The reason for categorizing requests into three categories is to distinguish between reliability guarantees. Theoretically, we should try our best to achieve the highest success rate of all requests. However, client traffic, bandwidth, mobile phone power, and server pressure are all limited resources, so we adopt a strategy to ensure high reliability only for critical network requests.

The first type of request is similar to the message sent by wechat. Once the message data is sent from the input box, the message data will definitely reach the other party from the user’s perspective. If the network environment is poor, the network module will automatically quietly retry after a period of time, and the user will be informed of the failure of sending through product interaction. Even if the failure, the requested data (message itself) will remain in the client.

For this kind of request processing mode, the first step is not to send over the network, but to persist the request to DB first. Once in DB, the request data will still be there even if the network is disconnected, the power is off, or the data is restarted. You only need to restore the request data when the App restarts and send it again. The second step is to send the request. If the request fails, it is added to the retry queue, and if it succeeds, it is removed from the retry queue. There also needs to be a common mechanism behind retry queues, such as how often to retry and how many times to give up. In the worst case, the App is killed after the request fails to be sent. We need to reload all failed requests from DB after App restart and try again. If it is a type 1 request, the above steps can basically ensure the reliability of the request, but 100% is difficult to achieve. If the user reinstalls the App when the request fails, all persistent data is lost and the request data is lost, but this extreme scenario is very rare.

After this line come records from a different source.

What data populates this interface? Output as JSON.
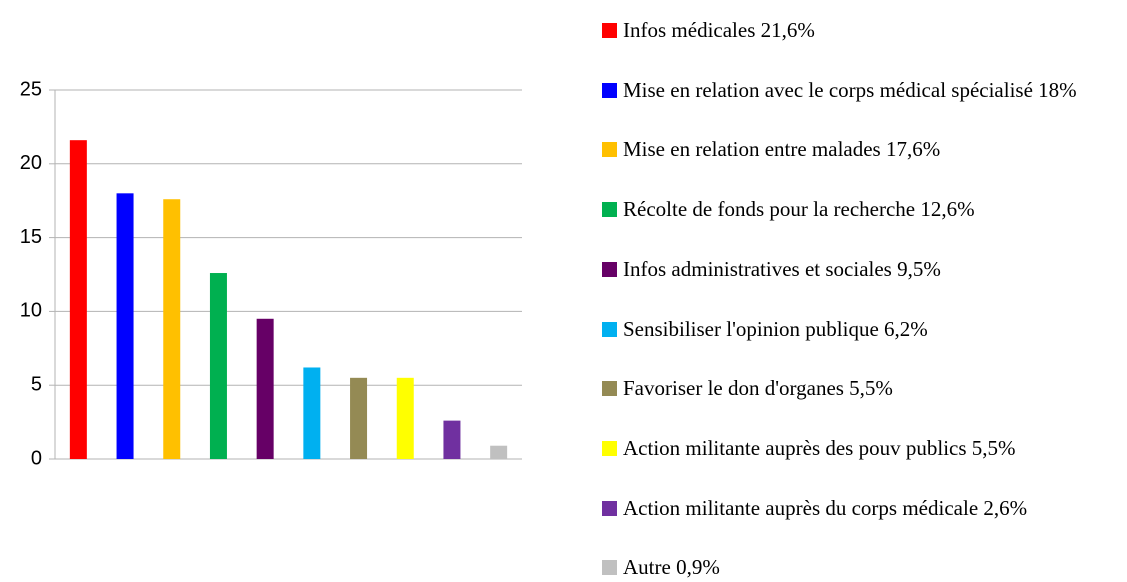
{
  "chart_data": {
    "type": "bar",
    "series": [
      {
        "name": "Infos médicales 21,6%",
        "color": "#ff0000",
        "values": [
          21.6
        ]
      },
      {
        "name": "Mise en relation avec le corps médical spécialisé 18%",
        "color": "#0000ff",
        "values": [
          18
        ]
      },
      {
        "name": "Mise en relation entre malades 17,6%",
        "color": "#ffc000",
        "values": [
          17.6
        ]
      },
      {
        "name": "Récolte de fonds pour la recherche 12,6%",
        "color": "#00b050",
        "values": [
          12.6
        ]
      },
      {
        "name": "Infos administratives et sociales 9,5%",
        "color": "#660066",
        "values": [
          9.5
        ]
      },
      {
        "name": "Sensibiliser l'opinion publique 6,2%",
        "color": "#00b0f0",
        "values": [
          6.2
        ]
      },
      {
        "name": "Favoriser le don d'organes 5,5%",
        "color": "#948a54",
        "values": [
          5.5
        ]
      },
      {
        "name": "Action militante auprès des pouv publics 5,5%",
        "color": "#ffff00",
        "values": [
          5.5
        ]
      },
      {
        "name": "Action militante auprès du corps médicale 2,6%",
        "color": "#7030a0",
        "values": [
          2.6
        ]
      },
      {
        "name": "Autre 0,9%",
        "color": "#c0c0c0",
        "values": [
          0.9
        ]
      }
    ],
    "ylim": [
      0,
      25
    ],
    "yticks": [
      0,
      5,
      10,
      15,
      20,
      25
    ],
    "grid": true,
    "legend": "right"
  }
}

The example of the second type of request can be the home page that users see when our App is started. The content of the home page is obtained from the server. If the first request fails, the experience is poor. Generally, three retries can eliminate network jitter. After three failures, the request is considered unsuccessful and the user is informed through product interaction.

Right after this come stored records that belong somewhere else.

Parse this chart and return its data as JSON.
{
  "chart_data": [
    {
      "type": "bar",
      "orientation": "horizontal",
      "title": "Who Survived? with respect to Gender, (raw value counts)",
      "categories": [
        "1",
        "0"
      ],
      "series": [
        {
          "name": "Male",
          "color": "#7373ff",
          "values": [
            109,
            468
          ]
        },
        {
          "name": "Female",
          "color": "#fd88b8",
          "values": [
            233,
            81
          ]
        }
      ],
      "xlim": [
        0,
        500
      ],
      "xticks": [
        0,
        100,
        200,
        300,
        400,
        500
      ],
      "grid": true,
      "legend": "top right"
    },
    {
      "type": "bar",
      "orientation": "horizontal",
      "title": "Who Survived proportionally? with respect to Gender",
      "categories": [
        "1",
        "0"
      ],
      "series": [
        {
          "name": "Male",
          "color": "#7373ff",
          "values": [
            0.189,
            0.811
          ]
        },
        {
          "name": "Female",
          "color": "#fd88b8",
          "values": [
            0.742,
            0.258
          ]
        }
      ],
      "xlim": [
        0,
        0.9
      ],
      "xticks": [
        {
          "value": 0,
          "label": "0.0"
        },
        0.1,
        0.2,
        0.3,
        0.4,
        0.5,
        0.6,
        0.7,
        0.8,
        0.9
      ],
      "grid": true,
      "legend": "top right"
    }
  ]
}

The third type of request is the least important, such as the UV acquisition into the Controller. This type of request only needs to be made once, and failure will have no negative impact on the product experience.

9. Multi-channel

Now many teams with technical conditions have their own TCP long-connection channels, and even UDP channels, which can greatly improve the probability of success in the network environment with high packet loss rate. If we can have a combination of HTTP, TCP, UDP three network channel, in some scenarios, without considering traffic (such as wifi), you can request for a network, two channels or three-channel volley, the speed and reliability of the request is successful has obvious curative effect, but the client and server requires for the business scenario to heavy. UDP is widely used in VOIP services, though it is also said to be partially enabled by large companies such as Taobao.

10. Network environment monitoring

Nowadays, although the network environment is getting better and better, Wifi, 4G and 3G have been well popularized in the first and second tier cities, there are still many scenarios that will lead to the sudden deterioration of the network state, such as getting into the elevator, taking the train, meeting places with many people, and cutting off the Wifi after going home from work. These scenarios are not uncommon in life. A robust network module needs to carefully detect network changes and retry requests accordingly.

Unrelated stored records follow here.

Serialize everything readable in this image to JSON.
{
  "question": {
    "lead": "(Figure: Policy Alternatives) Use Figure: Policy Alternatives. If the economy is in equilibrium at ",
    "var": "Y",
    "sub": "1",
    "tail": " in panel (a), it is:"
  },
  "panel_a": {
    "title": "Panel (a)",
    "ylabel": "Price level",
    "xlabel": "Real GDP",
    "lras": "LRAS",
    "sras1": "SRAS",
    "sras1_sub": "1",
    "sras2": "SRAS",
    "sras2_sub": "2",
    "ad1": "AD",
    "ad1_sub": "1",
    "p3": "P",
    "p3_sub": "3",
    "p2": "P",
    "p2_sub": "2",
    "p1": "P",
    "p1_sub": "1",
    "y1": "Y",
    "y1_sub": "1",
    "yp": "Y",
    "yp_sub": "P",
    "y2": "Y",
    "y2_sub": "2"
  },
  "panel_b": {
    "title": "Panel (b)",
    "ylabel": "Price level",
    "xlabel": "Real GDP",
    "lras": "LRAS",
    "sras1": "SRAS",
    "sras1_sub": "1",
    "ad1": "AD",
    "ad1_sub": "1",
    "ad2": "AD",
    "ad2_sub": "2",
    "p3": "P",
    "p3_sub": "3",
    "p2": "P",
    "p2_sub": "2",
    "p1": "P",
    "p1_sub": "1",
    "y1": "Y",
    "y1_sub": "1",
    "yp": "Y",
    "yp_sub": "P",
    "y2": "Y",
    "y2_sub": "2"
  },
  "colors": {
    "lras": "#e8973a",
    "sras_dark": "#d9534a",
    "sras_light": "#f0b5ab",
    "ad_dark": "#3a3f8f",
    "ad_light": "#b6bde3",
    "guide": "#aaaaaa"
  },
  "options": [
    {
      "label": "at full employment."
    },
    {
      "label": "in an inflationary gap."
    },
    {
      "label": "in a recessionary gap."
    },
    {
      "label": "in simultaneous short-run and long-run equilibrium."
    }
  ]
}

11. Monitor the success rate of requests

Network module should be able to monitor the current App request success rate, the failure rate higher request, to bring business data, mobile network environment, system parameter and so on, the user is not active when can pack reported to server side, one can find out more to optimize business scenarios, second can real-time monitoring on the server side health status, Third, it can accurately judge whether each network optimization is effective from the data level.